Congressman Cedric Richmond (LA-02) issued the following statement:

“The untimely death of my dear friend and colleague Congressman Elijah Cummings has not only struck a chord of deep sorrow within me, his loss has reverberated throughout every hall in Congress,” said Rep. Richmond. “Elijah was the quintessential public servant having spent nearly a quarter of a century in Congress. In total, he dedicated over three decades of service to the state of Maryland throughout his illustrious career. Elijah was a man of principle whose relentless work ethic helped shape American progress through his unswerving fight for justice, democracy, and civil rights.

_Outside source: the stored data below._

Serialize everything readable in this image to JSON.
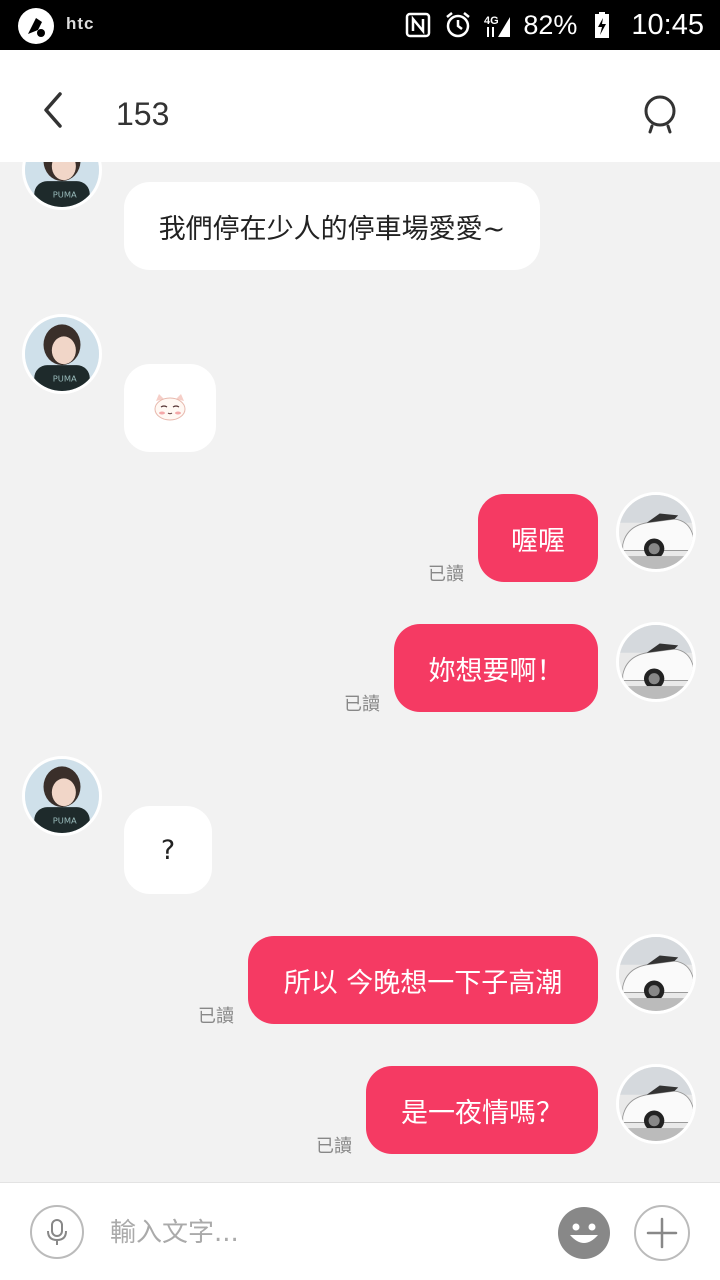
{
  "status_bar": {
    "brand": "htc",
    "battery": "82%",
    "time": "10:45",
    "icons": [
      "nfc-icon",
      "alarm-icon",
      "4g-signal-icon",
      "battery-charging-icon"
    ]
  },
  "header": {
    "title": "153",
    "back_icon": "chevron-left-icon",
    "search_icon": "search-icon"
  },
  "messages": [
    {
      "side": "in",
      "text": "我們停在少人的停車場愛愛~"
    },
    {
      "side": "in",
      "sticker": "cat-sticker-icon"
    },
    {
      "side": "out",
      "text": "喔喔",
      "status": "已讀"
    },
    {
      "side": "out",
      "text": "妳想要啊！",
      "status": "已讀"
    },
    {
      "side": "in",
      "text": "?"
    },
    {
      "side": "out",
      "text": "所以 今晚想一下子高潮",
      "status": "已讀"
    },
    {
      "side": "out",
      "text": "是一夜情嗎？",
      "status": "已讀"
    }
  ],
  "input": {
    "placeholder": "輸入文字...",
    "mic_icon": "microphone-icon",
    "emoji_icon": "emoji-icon",
    "plus_icon": "plus-icon"
  },
  "colors": {
    "outgoing_bubble": "#f53a63",
    "incoming_bubble": "#ffffff",
    "chat_background": "#f2f2f2"
  }
}
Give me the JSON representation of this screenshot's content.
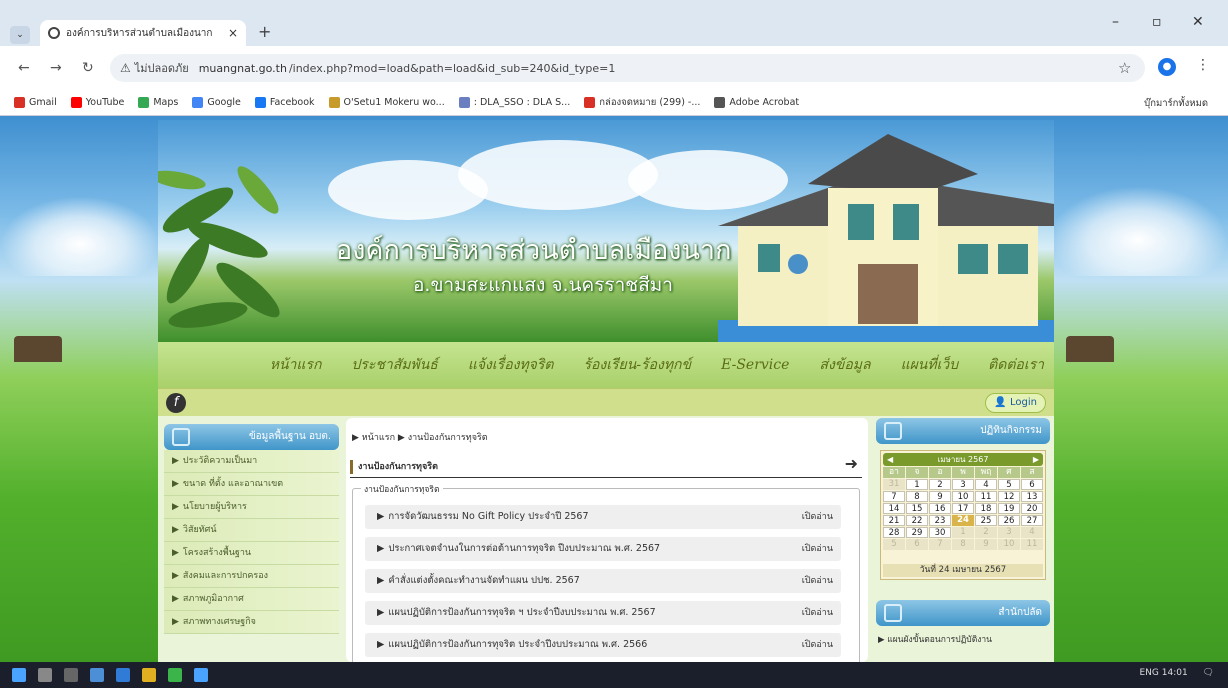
{
  "browser": {
    "tab_title": "องค์การบริหารส่วนตำบลเมืองนาก",
    "tab_close": "×",
    "new_tab": "+",
    "tab_menu": "⌄",
    "win_min": "–",
    "win_max": "▫",
    "win_close": "✕",
    "back": "←",
    "forward": "→",
    "reload": "↻",
    "not_secure": "ไม่ปลอดภัย",
    "url_host": "muangnat.go.th",
    "url_path": "/index.php?mod=load&path=load&id_sub=240&id_type=1",
    "star": "☆",
    "profile": "●",
    "menu": "⋮",
    "bookmarks": [
      {
        "label": "Gmail",
        "color": "#d93025"
      },
      {
        "label": "YouTube",
        "color": "#ff0000"
      },
      {
        "label": "Maps",
        "color": "#34a853"
      },
      {
        "label": "Google",
        "color": "#4285f4"
      },
      {
        "label": "Facebook",
        "color": "#1877f2"
      },
      {
        "label": "O'Setu1 Mokeru wo...",
        "color": "#c89a2a"
      },
      {
        "label": ": DLA_SSO : DLA S...",
        "color": "#6b7fc0"
      },
      {
        "label": "กล่องจดหมาย (299) -...",
        "color": "#d93025"
      },
      {
        "label": "Adobe Acrobat",
        "color": "#555555"
      }
    ],
    "all_bookmarks": "บุ๊กมาร์กทั้งหมด"
  },
  "site": {
    "title": "องค์การบริหารส่วนตำบลเมืองนาก",
    "subtitle": "อ.ขามสะแกแสง จ.นครราชสีมา",
    "menu": [
      "หน้าแรก",
      "ประชาสัมพันธ์",
      "แจ้งเรื่องทุจริต",
      "ร้องเรียน-ร้องทุกข์",
      "E-Service",
      "ส่งข้อมูล",
      "แผนที่เว็บ",
      "ติดต่อเรา"
    ],
    "flash_icon": "f",
    "login_icon": "👤",
    "login": "Login",
    "left_box_title": "ข้อมูลพื้นฐาน อบต.",
    "left_items": [
      "ประวัติความเป็นมา",
      "ขนาด ที่ตั้ง และอาณาเขต",
      "นโยบายผู้บริหาร",
      "วิสัยทัศน์",
      "โครงสร้างพื้นฐาน",
      "สังคมและการปกครอง",
      "สภาพภูมิอากาศ",
      "สภาพทางเศรษฐกิจ"
    ],
    "breadcrumb_home": "หน้าแรก",
    "breadcrumb_sep": "▶",
    "breadcrumb_current": "งานป้องกันการทุจริต",
    "section_title": "งานป้องกันการทุจริต",
    "section_arrow": "➜",
    "fieldset_legend": "งานป้องกันการทุจริต",
    "rows": [
      "การจัดวัฒนธรรม No Gift Policy ประจำปี 2567",
      "ประกาศเจตจำนงในการต่อต้านการทุจริต ปีงบประมาณ พ.ศ. 2567",
      "คำสั่งแต่งตั้งคณะทำงานจัดทำแผน ปปช. 2567",
      "แผนปฏิบัติการป้องกันการทุจริต ฯ ประจำปีงบประมาณ พ.ศ. 2567",
      "แผนปฏิบัติการป้องกันการทุจริต ประจำปีงบประมาณ พ.ศ. 2566"
    ],
    "read_label": "เปิดอ่าน",
    "row_marker": "▶",
    "calendar_title": "ปฏิทินกิจกรรม",
    "calendar_month": "เมษายน 2567",
    "calendar_prev": "◀",
    "calendar_next": "▶",
    "calendar_days": [
      "อา",
      "จ",
      "อ",
      "พ",
      "พฤ",
      "ศ",
      "ส"
    ],
    "calendar_cells": [
      {
        "d": "31",
        "c": "o"
      },
      {
        "d": "1",
        "c": "d"
      },
      {
        "d": "2",
        "c": "d"
      },
      {
        "d": "3",
        "c": "d"
      },
      {
        "d": "4",
        "c": "d"
      },
      {
        "d": "5",
        "c": "d"
      },
      {
        "d": "6",
        "c": "d"
      },
      {
        "d": "7",
        "c": "d"
      },
      {
        "d": "8",
        "c": "d"
      },
      {
        "d": "9",
        "c": "d"
      },
      {
        "d": "10",
        "c": "d"
      },
      {
        "d": "11",
        "c": "d"
      },
      {
        "d": "12",
        "c": "d"
      },
      {
        "d": "13",
        "c": "d"
      },
      {
        "d": "14",
        "c": "d"
      },
      {
        "d": "15",
        "c": "d"
      },
      {
        "d": "16",
        "c": "d"
      },
      {
        "d": "17",
        "c": "d"
      },
      {
        "d": "18",
        "c": "d"
      },
      {
        "d": "19",
        "c": "d"
      },
      {
        "d": "20",
        "c": "d"
      },
      {
        "d": "21",
        "c": "d"
      },
      {
        "d": "22",
        "c": "d"
      },
      {
        "d": "23",
        "c": "d"
      },
      {
        "d": "24",
        "c": "td"
      },
      {
        "d": "25",
        "c": "d"
      },
      {
        "d": "26",
        "c": "d"
      },
      {
        "d": "27",
        "c": "d"
      },
      {
        "d": "28",
        "c": "d"
      },
      {
        "d": "29",
        "c": "d"
      },
      {
        "d": "30",
        "c": "d"
      },
      {
        "d": "1",
        "c": "o"
      },
      {
        "d": "2",
        "c": "o"
      },
      {
        "d": "3",
        "c": "o"
      },
      {
        "d": "4",
        "c": "o"
      },
      {
        "d": "5",
        "c": "o"
      },
      {
        "d": "6",
        "c": "o"
      },
      {
        "d": "7",
        "c": "o"
      },
      {
        "d": "8",
        "c": "o"
      },
      {
        "d": "9",
        "c": "o"
      },
      {
        "d": "10",
        "c": "o"
      },
      {
        "d": "11",
        "c": "o"
      }
    ],
    "calendar_today": "วันที่ 24 เมษายน 2567",
    "office_title": "สำนักปลัด",
    "office_link": "แผนผังขั้นตอนการปฏิบัติงาน"
  },
  "taskbar": {
    "tray": "ENG  14:01",
    "notify": "🗨"
  }
}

“Elijah’s loss is especially difficult for the Congressional Black Caucus. As a former Chairman, his bold leadership served as an inspiration during my tenure in the same role. Although an integral piece of the “Conscience of the Congress” will be missing, we are all committed to carrying on his impassioned legacy. I extend my deep and sincere condolences to Elijah’s family, members of his staff, and to the constituents he served so fervently. May we all remain inspired by his fight for our country and continue his work for years to come.”


Mayor LaToya Cantrell today issued the following statement on U.S. Rep. Elijah Cummings:

“Our nation has lost an icon and a leader with the passing of Rep. Elijah Cummings. It’s no exaggeration to call him a legend. Our love goes out to his family and loved ones, and to his beloved Baltimore. May he rest in God’s perfect peace.”


Cummings was born and raised in Baltimore — the city that is home to his district. The son of former sharecroppers, Cummings was born in 1951 and graduated from Baltimore City College High School in 1969.

He practiced law and served for 14 years in the Maryland House of Delegates, where, according to his congressional website, he became the first African American in Maryland history to be named Speaker Pro Tem.

In 1996, he was first elected to the US Congress. Cummings was reelected last year in the 7th Congressional District with 76% of the vote.